New AcidPour Wiper Targeting Linux Devices Spotted in Ukraine

Researchers at Sentinel Labs, uncovered a new variant of the destructive wiper malware AcidRain, called Acid Pour. AcidRain has been linked to Russian military intelligence and was notably used in a cyber-attack against Viasat’s KA-SAT satellites in Ukraine in May 2022, causing widespread disruptions. Acid Pour discovered on March 16, 2024, in a suspicious Linux binary from Ukraine, shares similarities with AcidRain, but extends its capabilities. It targets specific directories and device paths common in embedded Linux distributions, with a similar reboot mechanism. The new variant expands to include Linux Unsorted Block Image and Device Mapper logic, designed for flash memory devices and storage translation.

Sentinel Labs noted that Acid Pour’s enhanced capabilities could disable various embedded devices, including networking IoT, storage systems, and potentially industrial control systems running Linux x86 distributions. While AcidRain and AcidPour show proximity, only about 30% of their codebases overlap, indicating a potential different threat actor.
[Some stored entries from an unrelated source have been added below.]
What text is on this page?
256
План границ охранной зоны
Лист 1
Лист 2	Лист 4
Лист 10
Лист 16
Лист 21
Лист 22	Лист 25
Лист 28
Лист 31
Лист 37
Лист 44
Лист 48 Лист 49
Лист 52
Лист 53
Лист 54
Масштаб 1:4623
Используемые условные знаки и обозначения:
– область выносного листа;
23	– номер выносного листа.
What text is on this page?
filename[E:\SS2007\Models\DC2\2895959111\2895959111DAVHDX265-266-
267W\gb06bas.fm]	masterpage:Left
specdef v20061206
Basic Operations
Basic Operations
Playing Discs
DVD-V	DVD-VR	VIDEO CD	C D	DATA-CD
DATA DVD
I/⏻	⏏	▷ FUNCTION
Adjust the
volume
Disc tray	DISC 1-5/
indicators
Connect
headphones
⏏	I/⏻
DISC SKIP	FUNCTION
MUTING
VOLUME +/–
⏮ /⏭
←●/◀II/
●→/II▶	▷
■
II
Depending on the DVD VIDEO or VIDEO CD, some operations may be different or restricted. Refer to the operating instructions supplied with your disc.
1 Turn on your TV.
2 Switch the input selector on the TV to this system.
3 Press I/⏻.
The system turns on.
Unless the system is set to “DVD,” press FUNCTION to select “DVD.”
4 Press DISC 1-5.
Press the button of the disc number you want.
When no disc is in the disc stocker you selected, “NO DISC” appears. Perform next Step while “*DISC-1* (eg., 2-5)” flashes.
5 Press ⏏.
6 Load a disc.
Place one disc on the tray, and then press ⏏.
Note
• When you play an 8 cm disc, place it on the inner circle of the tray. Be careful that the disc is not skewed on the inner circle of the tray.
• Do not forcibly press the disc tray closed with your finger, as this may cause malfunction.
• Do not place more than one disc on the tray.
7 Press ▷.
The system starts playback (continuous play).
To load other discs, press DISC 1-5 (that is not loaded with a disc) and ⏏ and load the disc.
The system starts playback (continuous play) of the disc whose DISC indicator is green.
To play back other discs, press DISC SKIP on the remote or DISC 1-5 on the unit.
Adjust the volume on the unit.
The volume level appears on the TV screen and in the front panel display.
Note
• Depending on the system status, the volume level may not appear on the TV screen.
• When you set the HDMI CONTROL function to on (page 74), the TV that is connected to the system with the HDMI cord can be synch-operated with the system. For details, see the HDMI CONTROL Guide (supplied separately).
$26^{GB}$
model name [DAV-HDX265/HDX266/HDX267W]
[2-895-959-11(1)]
Security Officer Comments:
Ukrainian SSCIP attributed AcidPour to UAC-0165, a subgroup of Sandworm, an APT group associated with Russia’s GRU. The ongoing disruption of Ukranian telecommunication networks since March 13, aligns with the emergence of AcidPour. Sentinel Labs concluded that the transition from AcidRain to AcidPour reflects a strategic intent to cause substantial operational impact, showcasing both technical refinement and targeted selection to disrupt critical infrastructure and communications.

Suggested Corrections:
The SentinelLabs analyst publicly shared the malware's hash and called on the security research community to participate in collaborative analysis and verification, as the targets and distribution volume are currently unknown. A sample can be found on VirusTotal.The discovery of AcidPour is a wake-up call for the Linux community. The evolving nature of malware threats demands constant vigilance and adaptability from security practitioners. By staying informed, collaborating globally, and implementing robust security measures, Linux admins, infosec professionals, internet security enthusiasts, and sysadmins can effectively defend against current and future malware variants.